Phrase And Word Similarity. An attempt to convert meaning present in networks to a number for every binary relation - be it a word or a phrase.
This project is part of my B.Sc thesis at Harokopeio University of Athens, October 2014. The thesis focused on extracting similarity between words and phrases by using information present in graphs depicting synonymy, antonymy and other relations between words. The goal was to check sentence alignments and how possible alignments affect entailment and contradiction between the sentences that were analyzed.
Current word relation data in file wnsyns.tsv is from Wordnet and exists for demonstration purposes. The format of the data in the tsv file represents links in the graph and can be replaced with your own.

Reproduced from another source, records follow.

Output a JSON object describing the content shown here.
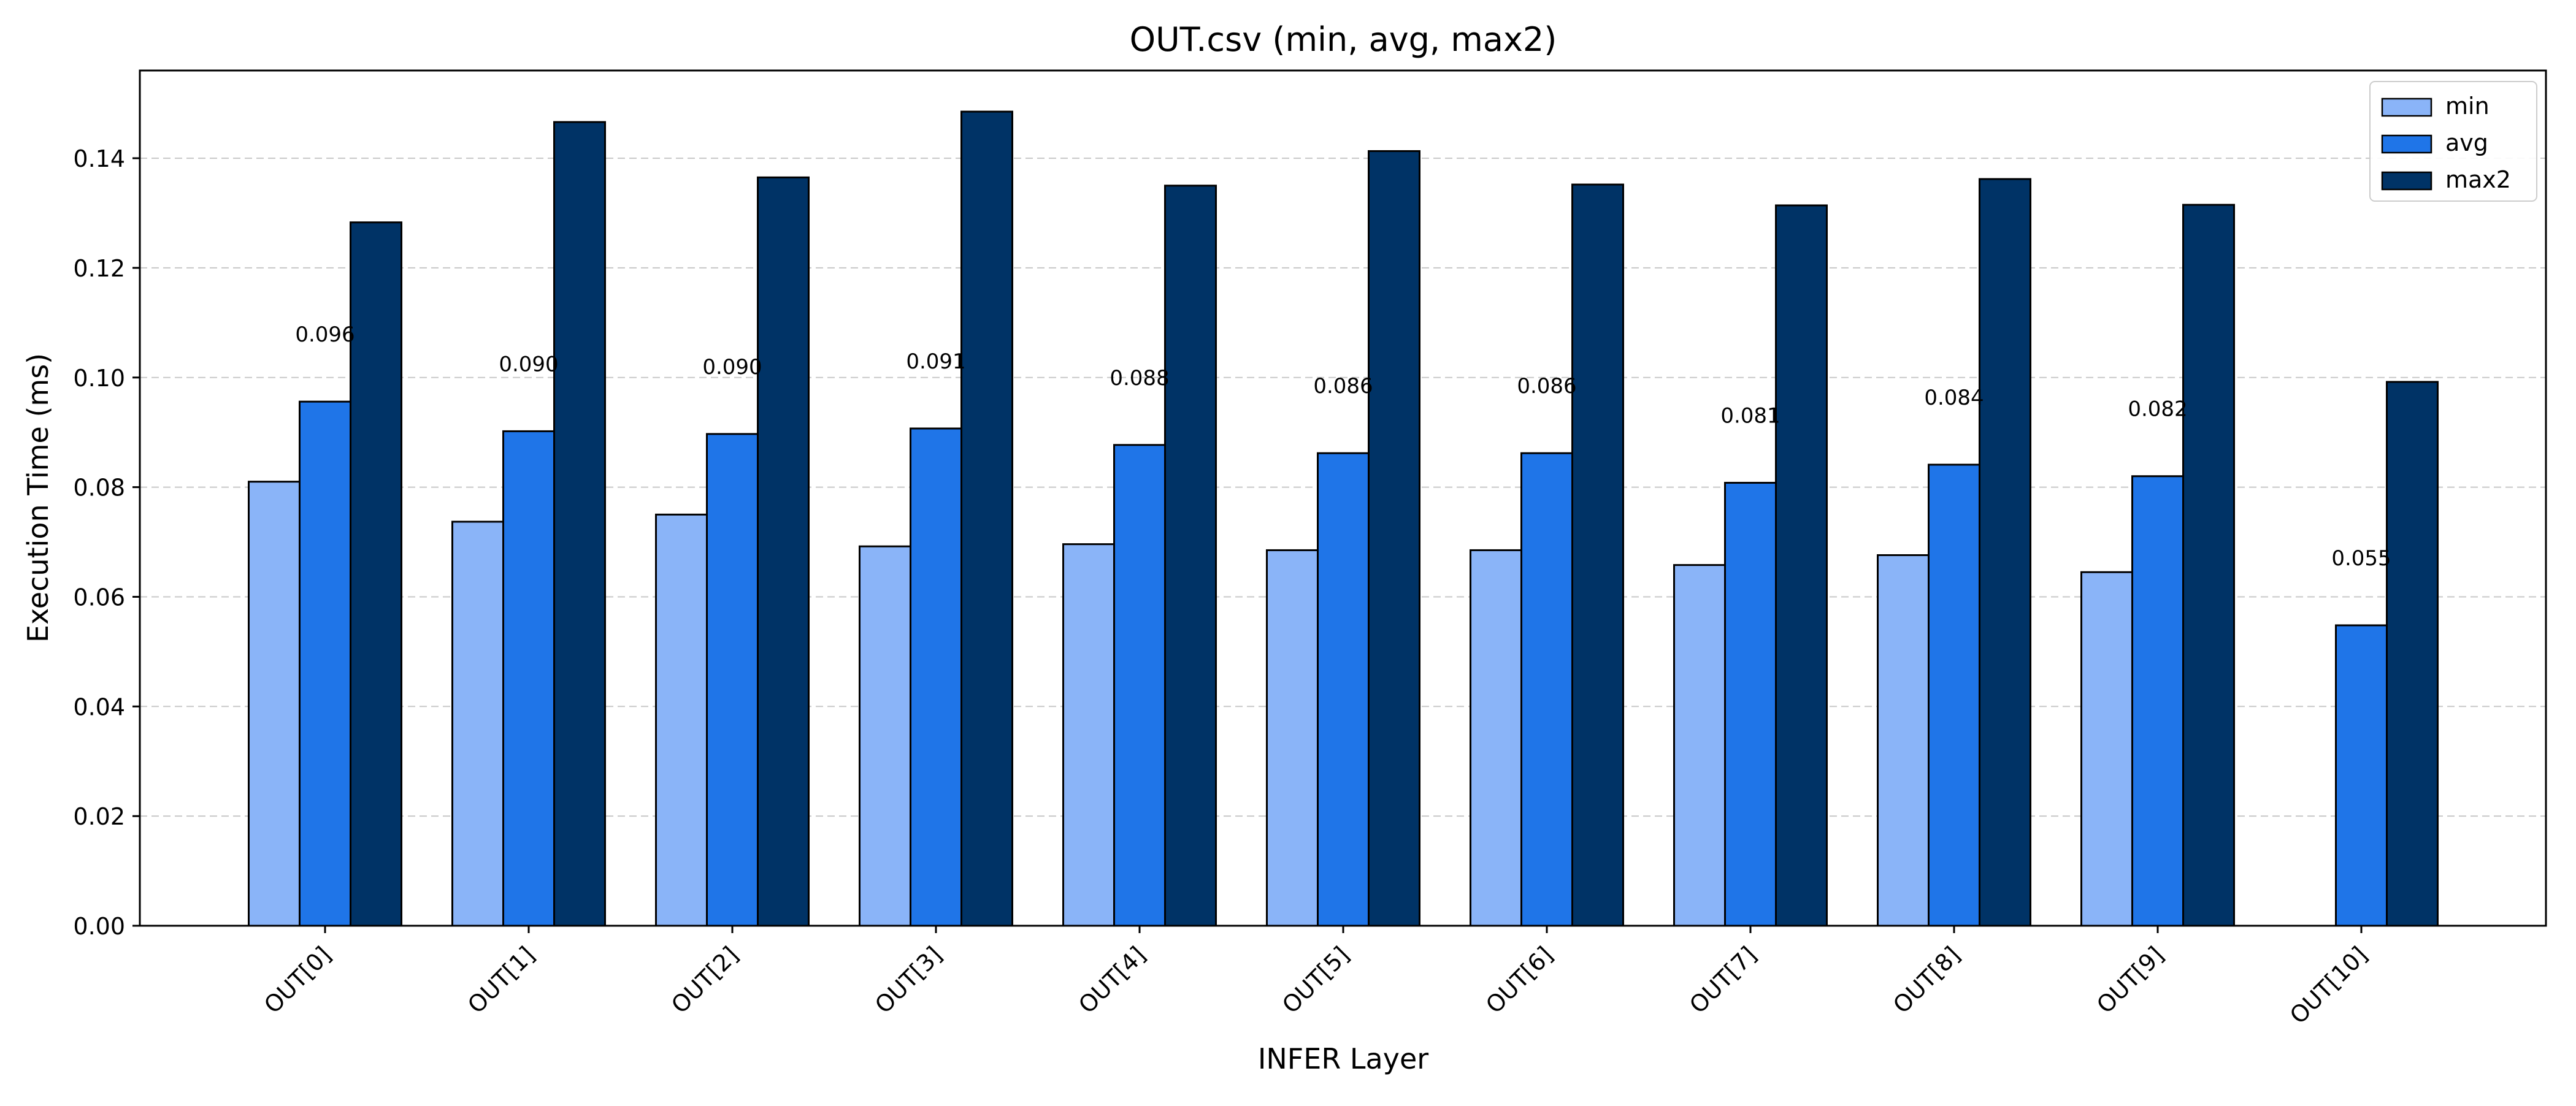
{
  "chart_data": {
    "type": "bar",
    "title": "OUT.csv (min, avg, max2)",
    "xlabel": "INFER Layer",
    "ylabel": "Execution Time (ms)",
    "ylim": [
      0,
      0.156
    ],
    "yticks": [
      "0.00",
      "0.02",
      "0.04",
      "0.06",
      "0.08",
      "0.10",
      "0.12",
      "0.14"
    ],
    "grid": "y-dashed",
    "legend_position": "top-right",
    "categories": [
      "OUT[0]",
      "OUT[1]",
      "OUT[2]",
      "OUT[3]",
      "OUT[4]",
      "OUT[5]",
      "OUT[6]",
      "OUT[7]",
      "OUT[8]",
      "OUT[9]",
      "OUT[10]"
    ],
    "series": [
      {
        "name": "min",
        "color": "#8ab4f8",
        "values": [
          0.081,
          0.0737,
          0.075,
          0.0692,
          0.0696,
          0.0685,
          0.0685,
          0.0658,
          0.0676,
          0.0645,
          0.0
        ]
      },
      {
        "name": "avg",
        "color": "#1f75e8",
        "values": [
          0.0956,
          0.0902,
          0.0897,
          0.0907,
          0.0877,
          0.0862,
          0.0862,
          0.0808,
          0.0841,
          0.082,
          0.0548
        ]
      },
      {
        "name": "max2",
        "color": "#003366",
        "values": [
          0.1283,
          0.1466,
          0.1365,
          0.1485,
          0.135,
          0.1413,
          0.1352,
          0.1314,
          0.1362,
          0.1315,
          0.0992
        ]
      }
    ],
    "data_labels": [
      "0.096",
      "0.090",
      "0.090",
      "0.091",
      "0.088",
      "0.086",
      "0.086",
      "0.081",
      "0.084",
      "0.082",
      "0.055"
    ]
  }
}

- g++ with C++11 support + stdlibs
- git clone https://github.com/andreasgrv/paws .
- cd paws
- make
- ./wordsim for word similarity or ./phrasesim for phrase similarity example: ./wordsim 3 dispersion+
- The integer is how many neighbours away in the graph the method should go
- The string is the method to use: boolean, count, countdepth, recursive, dispersion, dispersion+, concentration, concentration+
If using wordsim insert two words separated by a space. If using phrasesim insert the first phrase and press return, then the second one and press return. If you want to exit, type exit and press return.
Similarities range from 0 to 1 and are on a different scale depending on the method.